En premier, l’impuissance de l’Homme est un thème éminent dans « En attendant Godot » où son décrit des personnages aux origines très différentes, dont la façon de penser est très différente, mais qui se réunissent en fin de compte dans le même sort face à leur humanité qui leur est commune, sous le poids du fardeau qu’est la condition humaine. Ce concept reste applicable dans l’époque contemporaine de par les Sans Domiciles Fixes, qui, bien que provenant individuellement d’origines très différentes, se réunissent tous sous le même acronyme « S.D.F. » qui les regroupe tant bien culturellement qu’officiellement. Heureusement que nous pouvons déceler une différence entre l’impuissance des années post-guerre et celles d’aujourd’hui, puisqu’avec l’évolution et le progrès le monde perçoit de plus en plus que tendre la main est un acte de bonté envers soi-même. Deuxièmement, l’action d’attendre constitue une thématique prédominante dans la pièce. L’attente est perçue par Becket comme inutile puisque le but, Godot, ne vient jamais, et les péripéties perdent leur rôle de dessiner les étapes qui mènent de la situation initiale vers la situation finale. L’observateur serait lui-même frustré par cette attente en vain. Nous pouvons percevoir la même amertume dans une attente que nous vivons tous, le confinement. Le bouleversement qu’a créé la seconde guerre mondiale ainsi que la pandémie toujours en cours ont submergé le monde entier dans une stagnation où attendre est tout ce qui reste à faire. D’un autre côté, le désarroi que cela pourrait susciter est assez différent car une guerre est une création humaine, alors que la maladie est un fléau déjà mentionné dans les premiers papyrus.
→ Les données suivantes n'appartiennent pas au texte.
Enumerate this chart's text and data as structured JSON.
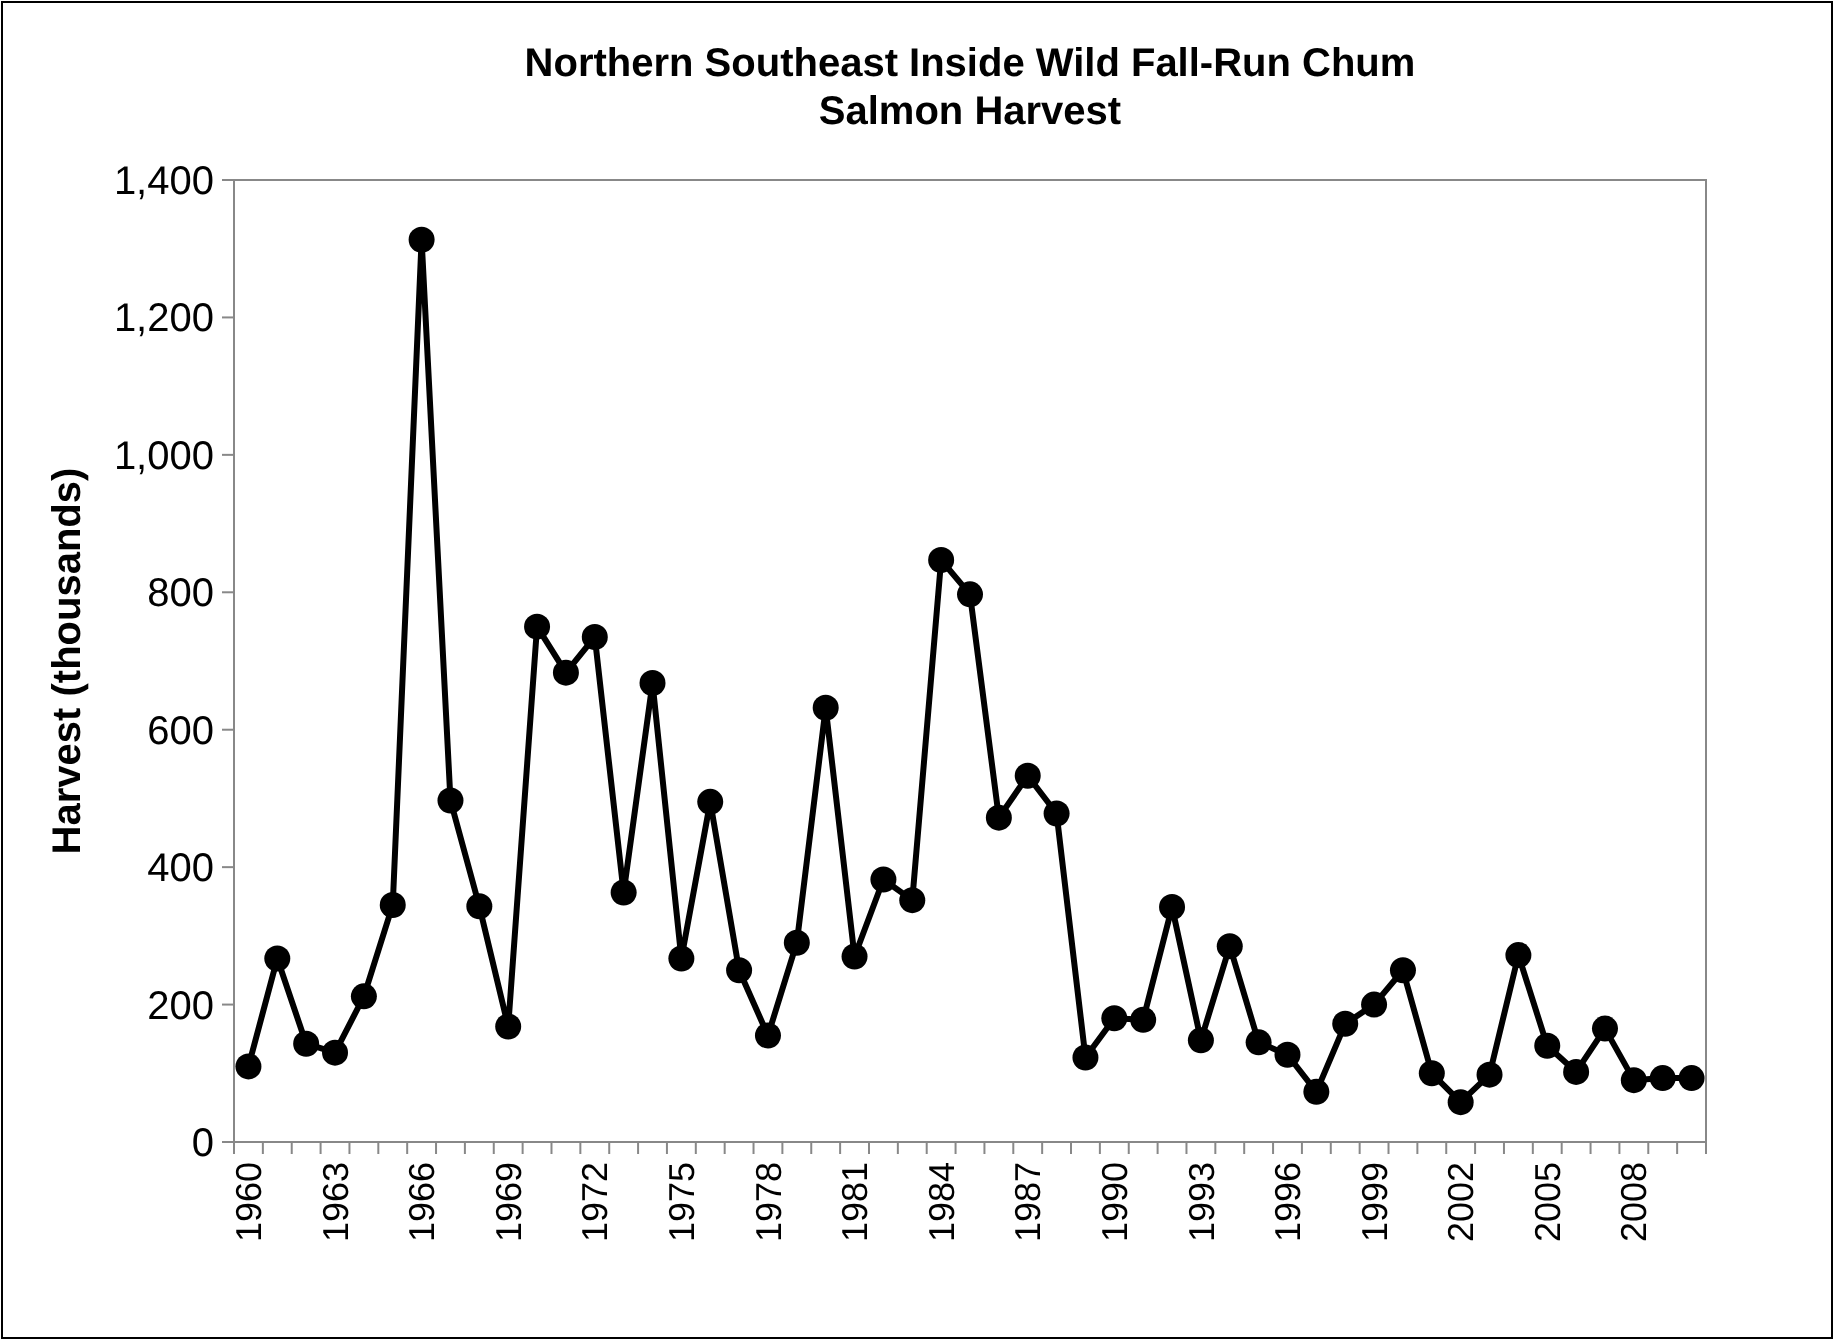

Troisièmement, le concept d’implorant et d’imploré est mis en emphase car il montre l’impuissance de l’Homme. Dans l’œuvre de Becket, non seulement le nom de l’œuvre contient le nom “Godot”, mais aussi ce dernier est toujours supérieur en hiérarchie, se faisant attendre en silence, créant une aura de mystère dans son inconnu, ceci puisque Becket ne nous l’a simplement pas présenté. Lui est-il un étranger ? Un ancien ami aliéné ? L’après-guerre a frustré les croyances puisque si tout a un but, quel est celui d’une guerre mondiale qui a vu plus de sang couler qu’il ne contient de l’eau dans les mers ?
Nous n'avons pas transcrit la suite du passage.